La nostra scelta è stata di connotare la nostra presenza a Rio (dove abbiamo da poco aperto una sede) in una posizione marginale rispetto alla conferenza vera e propria. Vogliamo essere presenti ma marcare una distinzione, sottolineare la volontà di essere concreti, immersi nella realtà. Vogliamo coinvolgere e farci coinvolgere dalla popolazione locale e dare visibilità agli esempi virtuosi già esistenti. Vogliamo lasciare il segno nel cuore della città, non limitarci a discutere con le organizzazioni che parteciperanno al summit. In quest’ottica stiamo consolidando la nostra presenza nella rete dei mercati contadini della città, realizzando nello stesso tempo un lavoro di mappatura di tutti i piccoli produttori ecologici e biologici dello stato di Rio con l’obiettivo di capire che cosa vi si produce e si commercializza. Al termine di questo lavoro verrà pubblicato un catalogo che sarà distribuito nell’ambito della conferenza.

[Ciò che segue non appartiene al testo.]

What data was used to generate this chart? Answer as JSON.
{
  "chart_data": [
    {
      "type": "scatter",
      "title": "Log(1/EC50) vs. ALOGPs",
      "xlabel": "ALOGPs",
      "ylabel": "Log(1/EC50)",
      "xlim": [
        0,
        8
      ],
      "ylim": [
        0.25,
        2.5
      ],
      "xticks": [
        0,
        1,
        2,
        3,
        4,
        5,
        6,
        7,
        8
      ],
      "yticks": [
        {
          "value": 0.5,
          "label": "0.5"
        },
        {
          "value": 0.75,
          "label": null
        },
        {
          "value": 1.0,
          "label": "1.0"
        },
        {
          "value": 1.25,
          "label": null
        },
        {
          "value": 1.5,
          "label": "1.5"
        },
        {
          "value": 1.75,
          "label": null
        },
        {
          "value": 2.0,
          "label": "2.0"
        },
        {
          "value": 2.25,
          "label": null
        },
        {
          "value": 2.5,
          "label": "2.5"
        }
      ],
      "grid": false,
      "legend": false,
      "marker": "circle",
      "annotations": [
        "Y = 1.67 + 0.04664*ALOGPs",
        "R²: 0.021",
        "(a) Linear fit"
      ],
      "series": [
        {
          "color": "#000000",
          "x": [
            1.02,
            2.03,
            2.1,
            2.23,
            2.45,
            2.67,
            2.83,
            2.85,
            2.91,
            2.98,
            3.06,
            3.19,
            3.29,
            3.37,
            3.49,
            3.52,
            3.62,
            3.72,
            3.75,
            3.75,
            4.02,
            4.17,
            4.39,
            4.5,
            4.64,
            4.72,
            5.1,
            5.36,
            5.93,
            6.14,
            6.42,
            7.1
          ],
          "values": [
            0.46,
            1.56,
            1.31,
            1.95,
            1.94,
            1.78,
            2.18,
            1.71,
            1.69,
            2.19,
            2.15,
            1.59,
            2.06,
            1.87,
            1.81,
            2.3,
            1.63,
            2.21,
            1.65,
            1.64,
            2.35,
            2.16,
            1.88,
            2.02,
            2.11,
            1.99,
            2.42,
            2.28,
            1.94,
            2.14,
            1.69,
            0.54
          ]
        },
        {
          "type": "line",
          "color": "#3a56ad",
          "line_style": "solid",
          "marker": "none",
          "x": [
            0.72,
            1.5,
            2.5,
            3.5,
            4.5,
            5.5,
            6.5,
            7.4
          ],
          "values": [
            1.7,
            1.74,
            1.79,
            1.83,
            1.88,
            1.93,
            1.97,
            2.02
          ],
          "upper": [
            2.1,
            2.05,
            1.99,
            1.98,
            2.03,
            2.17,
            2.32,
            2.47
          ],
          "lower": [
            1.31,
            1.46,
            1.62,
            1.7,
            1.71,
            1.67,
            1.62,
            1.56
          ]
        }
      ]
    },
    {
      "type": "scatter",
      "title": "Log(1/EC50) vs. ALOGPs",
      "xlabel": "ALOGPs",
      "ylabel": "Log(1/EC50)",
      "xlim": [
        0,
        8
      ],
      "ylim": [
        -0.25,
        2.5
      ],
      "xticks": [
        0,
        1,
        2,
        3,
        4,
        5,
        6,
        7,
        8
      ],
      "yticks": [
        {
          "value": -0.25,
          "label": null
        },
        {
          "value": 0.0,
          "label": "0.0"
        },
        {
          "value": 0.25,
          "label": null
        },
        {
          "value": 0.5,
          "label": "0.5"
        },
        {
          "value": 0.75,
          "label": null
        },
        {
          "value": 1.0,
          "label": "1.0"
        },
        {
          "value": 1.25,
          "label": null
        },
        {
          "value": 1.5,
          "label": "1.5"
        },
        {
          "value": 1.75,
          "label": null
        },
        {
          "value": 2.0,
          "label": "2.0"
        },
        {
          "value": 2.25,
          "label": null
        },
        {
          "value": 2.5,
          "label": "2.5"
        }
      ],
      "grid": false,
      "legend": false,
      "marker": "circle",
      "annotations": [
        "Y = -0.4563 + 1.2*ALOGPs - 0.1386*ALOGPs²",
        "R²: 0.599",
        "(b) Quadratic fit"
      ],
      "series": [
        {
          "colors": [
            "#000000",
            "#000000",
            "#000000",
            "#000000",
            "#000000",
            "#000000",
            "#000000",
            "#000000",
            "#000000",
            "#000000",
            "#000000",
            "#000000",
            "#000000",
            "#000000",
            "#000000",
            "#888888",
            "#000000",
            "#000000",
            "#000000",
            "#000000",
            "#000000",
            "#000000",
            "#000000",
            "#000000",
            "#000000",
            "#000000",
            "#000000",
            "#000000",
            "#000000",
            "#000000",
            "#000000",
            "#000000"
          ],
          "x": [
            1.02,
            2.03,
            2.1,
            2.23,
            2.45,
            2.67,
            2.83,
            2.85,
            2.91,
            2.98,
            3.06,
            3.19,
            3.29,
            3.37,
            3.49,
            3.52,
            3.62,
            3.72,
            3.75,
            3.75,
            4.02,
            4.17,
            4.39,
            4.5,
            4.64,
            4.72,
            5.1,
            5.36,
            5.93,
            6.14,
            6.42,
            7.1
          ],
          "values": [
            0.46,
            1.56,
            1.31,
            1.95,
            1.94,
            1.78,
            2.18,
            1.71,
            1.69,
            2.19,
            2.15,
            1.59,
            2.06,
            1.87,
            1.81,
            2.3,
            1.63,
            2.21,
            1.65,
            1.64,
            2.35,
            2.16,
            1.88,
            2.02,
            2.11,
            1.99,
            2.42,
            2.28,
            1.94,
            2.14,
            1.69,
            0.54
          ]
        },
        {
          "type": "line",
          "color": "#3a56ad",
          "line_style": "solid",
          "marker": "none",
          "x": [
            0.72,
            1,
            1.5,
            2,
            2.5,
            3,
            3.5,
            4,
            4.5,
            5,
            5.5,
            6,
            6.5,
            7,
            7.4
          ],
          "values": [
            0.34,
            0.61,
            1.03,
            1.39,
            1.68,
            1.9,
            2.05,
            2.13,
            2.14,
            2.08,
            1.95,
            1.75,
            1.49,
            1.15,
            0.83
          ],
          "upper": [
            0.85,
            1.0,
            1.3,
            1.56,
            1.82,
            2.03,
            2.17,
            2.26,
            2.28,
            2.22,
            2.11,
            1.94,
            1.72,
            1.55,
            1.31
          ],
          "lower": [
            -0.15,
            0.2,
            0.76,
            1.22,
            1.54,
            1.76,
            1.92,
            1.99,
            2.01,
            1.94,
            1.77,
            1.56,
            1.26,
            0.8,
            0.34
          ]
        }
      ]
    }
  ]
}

Credo che sia necessario gettare uno sguardo sulle prospettive concrete che si sono aperte e si aprono ogni giorno sui territori e che coinvolgono migliaia di contadini e coproduttori in tutto il pianeta. Il Brasile da questo punto di vista è paradigmatico, nel senso che fa segnare uno dei tassi di crescita economica più elevati, può contare su una grande quantità di risorse naturali ed è il paese che nel futuro prossimo sarà al centro del mondo per i campionati mondiali di calcio del 2014 e le Olimpiadi nel 2016. Questi due eventi sportivi non devono essere archiviati solo come tali, al contrario sono l’esempio più evidente di un’intera società che si sta affacciando prepotentemente all’onor del mondo. Nello stesso tempo è un paese che vive tutte le contraddizioni figlie di questo stesso sviluppo, e proprio qui dobbiamo collocare la nostra azione e il nostro impegno.